# ConLoan-LV: A Contrastive Dataset for Latvian Language Loanwords, Code-switching, and Named Entities

## Description
ConLoan-LV is a machine-readable, sentence-context-based dataset for the
detection and analysis of non-native lexis in the Latvian language. It
replicates the ConLoan contrastive methodology (Ahmadi et al., 2025) and
extends it with contrastive classes (Code-switching and Named Entities) to
reduce model confusion in known error cases.

## Dataset Structure
The dataset is provided in JSON format. Each object represents a single
sentence with the following fields:

- `source_annotated_loanwords`: Sentence with inline XML-style tags for the
  target categories.
- `source_annotated_loanwords_replaced`: Sentence where loanwords are replaced
  with native equivalents.
- `target`: Semantic equivalent/translation in English.
- `source_plain`: The original sentence sourced from the LVK2022 corpus.
- `source_annotated_plain`: The original sentence with loanwords replaced where
  possible.
- `words_in_L_tags`: Dictionary mapping tag IDs to specific loanwords.
- `words_in_N_tags`: Dictionary mapping tag IDs to specific native replacements.
- `corresponding_words`: Mapping of loanwords to their native replacements.

## Annotation Labels
- `<Lx>`: Material borrowings (Loanwords).
- `<CSx>`: Intra-sentential code-switching.
- `<NEx>`: Named entities (locations, organizations, persons, etc).

## Dataset variants 
- `Latvian.json`: Baseline dataset containing only `<Lx>` labels (353 sentences).
- `Latvian_ext.json`: Extended dataset containing `<Lx>`, `<CSx>`, and `<NEx>` labels (676 sentences).
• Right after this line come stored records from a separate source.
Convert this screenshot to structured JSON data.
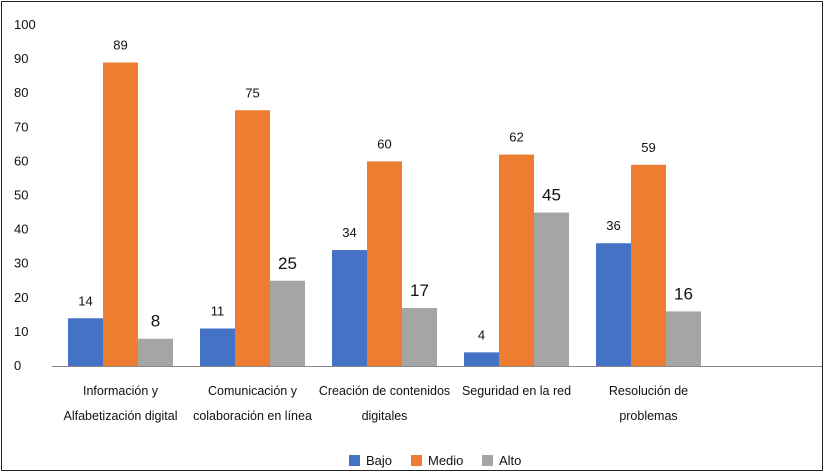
{
  "chart_data": {
    "type": "bar",
    "title": "",
    "xlabel": "",
    "ylabel": "",
    "ylim": [
      0,
      100
    ],
    "yticks": [
      0,
      10,
      20,
      30,
      40,
      50,
      60,
      70,
      80,
      90,
      100
    ],
    "grid": false,
    "legend_position": "bottom",
    "categories": [
      [
        "Información y",
        "Alfabetización digital"
      ],
      [
        "Comunicación y",
        "colaboración en línea"
      ],
      [
        "Creación de contenidos",
        "digitales"
      ],
      [
        "Seguridad en la red"
      ],
      [
        "Resolución de",
        "problemas"
      ]
    ],
    "series": [
      {
        "name": "Bajo",
        "color": "#4472c4",
        "values": [
          14,
          11,
          34,
          4,
          36
        ]
      },
      {
        "name": "Medio",
        "color": "#ed7d31",
        "values": [
          89,
          75,
          60,
          62,
          59
        ]
      },
      {
        "name": "Alto",
        "color": "#a5a5a5",
        "values": [
          8,
          25,
          17,
          45,
          16
        ]
      }
    ]
  }
}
## Composition and Sources
- Sentences were sourced from LVK2022 (Balanced Corpus of Modern Latvian).
- Candidates were selected from Wiktionary (Latvian dump) and "Latvian
  Etymological Dictionary" (K. Karulis).
- All sentences underwent manual expert validation for linguistic accuracy and
  label consistency.

## Usage for NLP
The dataset is optimized for token classification tasks (NER-style). We
recommend using the BIO (Beginning, Inside, Outside) tagging scheme for
training transformer-based models (e.g., BERT, XLM-R).

## Citation
If you use this dataset, please cite the associated bachelor's thesis:
Štekeļs, J. (2026). *Kontekstuāla pieeja latviešu valodas aizguvumu noteikšanā:
datu kopas veidošana un klasifikācijas eksperimenti*. University of Latvia.